Il y a 15 jours à Montreuil, sous un soleil magnifique : un carton de DVD de classiques du cinéma. Quand le tarif de 50 centimes le film m’est annoncé, je remplis mon sac sans même respecter les précautions d’usage (à savoir de vérifier que le DVD est bien dans le boitier et qu’il n’est pas rayé). En engageant la discussion avec le vendeur, qui doit avoir une petite trentaine d’années, j’apprends qu’il s’agit de la collection de films de son père, qui n’est plus de ce monde, et qu’il s’est décidé à la vendre, n’ayant plus de lecteur DVD. En me voyant embarquer un exemplaire neuf sous plastique de L’Aventure de Mme Muir, il me confie : “Celui là, mon père a dû me l’offrir pour que je le regarde, et je ne l’ai jamais fait. Attendez, avant que vous partiez, ça vous dérange si je fais une photo de la pile de DVD pour me souvenir du nom des films ?”. Je pose pour la postérité.

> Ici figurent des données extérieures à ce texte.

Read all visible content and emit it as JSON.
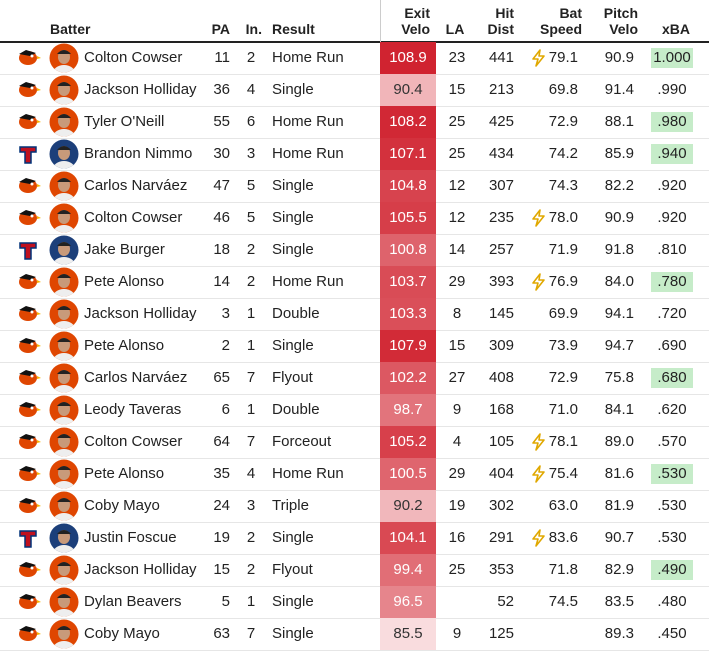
{
  "table": {
    "headers": {
      "batter": "Batter",
      "pa": "PA",
      "inning": "In.",
      "result": "Result",
      "exit_velo": "Exit Velo",
      "la": "LA",
      "hit_dist": "Hit Dist",
      "bat_speed": "Bat Speed",
      "pitch_velo": "Pitch Velo",
      "xba": "xBA"
    },
    "rows": [
      {
        "logo": "orioles",
        "batter": "Colton Cowser",
        "pa": "11",
        "inning": "2",
        "result": "Home Run",
        "exit_velo": "108.9",
        "la": "23",
        "hit_dist": "441",
        "bat_speed": "79.1",
        "bat_speed_fast": true,
        "pitch_velo": "90.9",
        "xba": "1.000",
        "xba_highlight": true
      },
      {
        "logo": "orioles",
        "batter": "Jackson Holliday",
        "pa": "36",
        "inning": "4",
        "result": "Single",
        "exit_velo": "90.4",
        "la": "15",
        "hit_dist": "213",
        "bat_speed": "69.8",
        "bat_speed_fast": false,
        "pitch_velo": "91.4",
        "xba": ".990",
        "xba_highlight": false
      },
      {
        "logo": "orioles",
        "batter": "Tyler O'Neill",
        "pa": "55",
        "inning": "6",
        "result": "Home Run",
        "exit_velo": "108.2",
        "la": "25",
        "hit_dist": "425",
        "bat_speed": "72.9",
        "bat_speed_fast": false,
        "pitch_velo": "88.1",
        "xba": ".980",
        "xba_highlight": true
      },
      {
        "logo": "rangers",
        "batter": "Brandon Nimmo",
        "pa": "30",
        "inning": "3",
        "result": "Home Run",
        "exit_velo": "107.1",
        "la": "25",
        "hit_dist": "434",
        "bat_speed": "74.2",
        "bat_speed_fast": false,
        "pitch_velo": "85.9",
        "xba": ".940",
        "xba_highlight": true
      },
      {
        "logo": "orioles",
        "batter": "Carlos Narváez",
        "pa": "47",
        "inning": "5",
        "result": "Single",
        "exit_velo": "104.8",
        "la": "12",
        "hit_dist": "307",
        "bat_speed": "74.3",
        "bat_speed_fast": false,
        "pitch_velo": "82.2",
        "xba": ".920",
        "xba_highlight": false
      },
      {
        "logo": "orioles",
        "batter": "Colton Cowser",
        "pa": "46",
        "inning": "5",
        "result": "Single",
        "exit_velo": "105.5",
        "la": "12",
        "hit_dist": "235",
        "bat_speed": "78.0",
        "bat_speed_fast": true,
        "pitch_velo": "90.9",
        "xba": ".920",
        "xba_highlight": false
      },
      {
        "logo": "rangers",
        "batter": "Jake Burger",
        "pa": "18",
        "inning": "2",
        "result": "Single",
        "exit_velo": "100.8",
        "la": "14",
        "hit_dist": "257",
        "bat_speed": "71.9",
        "bat_speed_fast": false,
        "pitch_velo": "91.8",
        "xba": ".810",
        "xba_highlight": false
      },
      {
        "logo": "orioles",
        "batter": "Pete Alonso",
        "pa": "14",
        "inning": "2",
        "result": "Home Run",
        "exit_velo": "103.7",
        "la": "29",
        "hit_dist": "393",
        "bat_speed": "76.9",
        "bat_speed_fast": true,
        "pitch_velo": "84.0",
        "xba": ".780",
        "xba_highlight": true
      },
      {
        "logo": "orioles",
        "batter": "Jackson Holliday",
        "pa": "3",
        "inning": "1",
        "result": "Double",
        "exit_velo": "103.3",
        "la": "8",
        "hit_dist": "145",
        "bat_speed": "69.9",
        "bat_speed_fast": false,
        "pitch_velo": "94.1",
        "xba": ".720",
        "xba_highlight": false
      },
      {
        "logo": "orioles",
        "batter": "Pete Alonso",
        "pa": "2",
        "inning": "1",
        "result": "Single",
        "exit_velo": "107.9",
        "la": "15",
        "hit_dist": "309",
        "bat_speed": "73.9",
        "bat_speed_fast": false,
        "pitch_velo": "94.7",
        "xba": ".690",
        "xba_highlight": false
      },
      {
        "logo": "orioles",
        "batter": "Carlos Narváez",
        "pa": "65",
        "inning": "7",
        "result": "Flyout",
        "exit_velo": "102.2",
        "la": "27",
        "hit_dist": "408",
        "bat_speed": "72.9",
        "bat_speed_fast": false,
        "pitch_velo": "75.8",
        "xba": ".680",
        "xba_highlight": true
      },
      {
        "logo": "orioles",
        "batter": "Leody Taveras",
        "pa": "6",
        "inning": "1",
        "result": "Double",
        "exit_velo": "98.7",
        "la": "9",
        "hit_dist": "168",
        "bat_speed": "71.0",
        "bat_speed_fast": false,
        "pitch_velo": "84.1",
        "xba": ".620",
        "xba_highlight": false
      },
      {
        "logo": "orioles",
        "batter": "Colton Cowser",
        "pa": "64",
        "inning": "7",
        "result": "Forceout",
        "exit_velo": "105.2",
        "la": "4",
        "hit_dist": "105",
        "bat_speed": "78.1",
        "bat_speed_fast": true,
        "pitch_velo": "89.0",
        "xba": ".570",
        "xba_highlight": false
      },
      {
        "logo": "orioles",
        "batter": "Pete Alonso",
        "pa": "35",
        "inning": "4",
        "result": "Home Run",
        "exit_velo": "100.5",
        "la": "29",
        "hit_dist": "404",
        "bat_speed": "75.4",
        "bat_speed_fast": true,
        "pitch_velo": "81.6",
        "xba": ".530",
        "xba_highlight": true
      },
      {
        "logo": "orioles",
        "batter": "Coby Mayo",
        "pa": "24",
        "inning": "3",
        "result": "Triple",
        "exit_velo": "90.2",
        "la": "19",
        "hit_dist": "302",
        "bat_speed": "63.0",
        "bat_speed_fast": false,
        "pitch_velo": "81.9",
        "xba": ".530",
        "xba_highlight": false
      },
      {
        "logo": "rangers",
        "batter": "Justin Foscue",
        "pa": "19",
        "inning": "2",
        "result": "Single",
        "exit_velo": "104.1",
        "la": "16",
        "hit_dist": "291",
        "bat_speed": "83.6",
        "bat_speed_fast": true,
        "pitch_velo": "90.7",
        "xba": ".530",
        "xba_highlight": false
      },
      {
        "logo": "orioles",
        "batter": "Jackson Holliday",
        "pa": "15",
        "inning": "2",
        "result": "Flyout",
        "exit_velo": "99.4",
        "la": "25",
        "hit_dist": "353",
        "bat_speed": "71.8",
        "bat_speed_fast": false,
        "pitch_velo": "82.9",
        "xba": ".490",
        "xba_highlight": true
      },
      {
        "logo": "orioles",
        "batter": "Dylan Beavers",
        "pa": "5",
        "inning": "1",
        "result": "Single",
        "exit_velo": "96.5",
        "la": null,
        "hit_dist": "52",
        "bat_speed": "74.5",
        "bat_speed_fast": false,
        "pitch_velo": "83.5",
        "xba": ".480",
        "xba_highlight": false
      },
      {
        "logo": "orioles",
        "batter": "Coby Mayo",
        "pa": "63",
        "inning": "7",
        "result": "Single",
        "exit_velo": "85.5",
        "la": "9",
        "hit_dist": "125",
        "bat_speed": null,
        "bat_speed_fast": false,
        "pitch_velo": "89.3",
        "xba": ".450",
        "xba_highlight": false
      }
    ]
  }
}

HE MEC, TU TE RENDS COMPTE QUE T’AS UNE PHOTO DU SUPERPOSEUR AVEC LES DVD DE TON PERE ?
Samedi dernier, rue Caulaincourt. Je reconnais les vendeurs : c’est un couple de retraités qui ne proposent que des DVD sur leur stand. Je les ai déjà croisés au printemps, je me souviens même leur avoir racheté tous leurs Gérard Philipe (“Moi je jouais Gérard Philipe / Les sentiments les principes / Je t’attendais sous la pluie”).
Je les exhorte de retirer La Barbe à papa de la vente : c’est un de mes 5 films favoris au monde et il ne faut pas qu’ils s’en séparent s’ils ne l’ont pas vu. La glace brisée, la femme raconte : c’est la collection de DVD de sa sœur, qui avait deux idoles, Richard Burton et Ethan Hawke. Ethan Hawke ? Vu l’âge de la personne à qui je m’adresse, j’aurai plutôt misé sur James Stewart.
Même si le tarif annoncé est plus élevé qu’à Montreuil, il reste très abordable. J’y vais sans scrupules. Le pile commençant à prendre une taille déraisonnable, je demande aux vendeurs s’ils peuvent me mettre les DVD de côté derrière le stand. Pendant que je continue à fouiller, la femme examine ma pile. “Alors qu’est-ce que vous avez pris ? Ah, mais vous avez bon goût ! Vous avez les mêmes goûts que ma sœur”.
J’ai les mêmes goûts que des gens qui sont morts. Si le plancher craque chez moi quand je regarde leurs films, il ne faut pas que je m’étonne.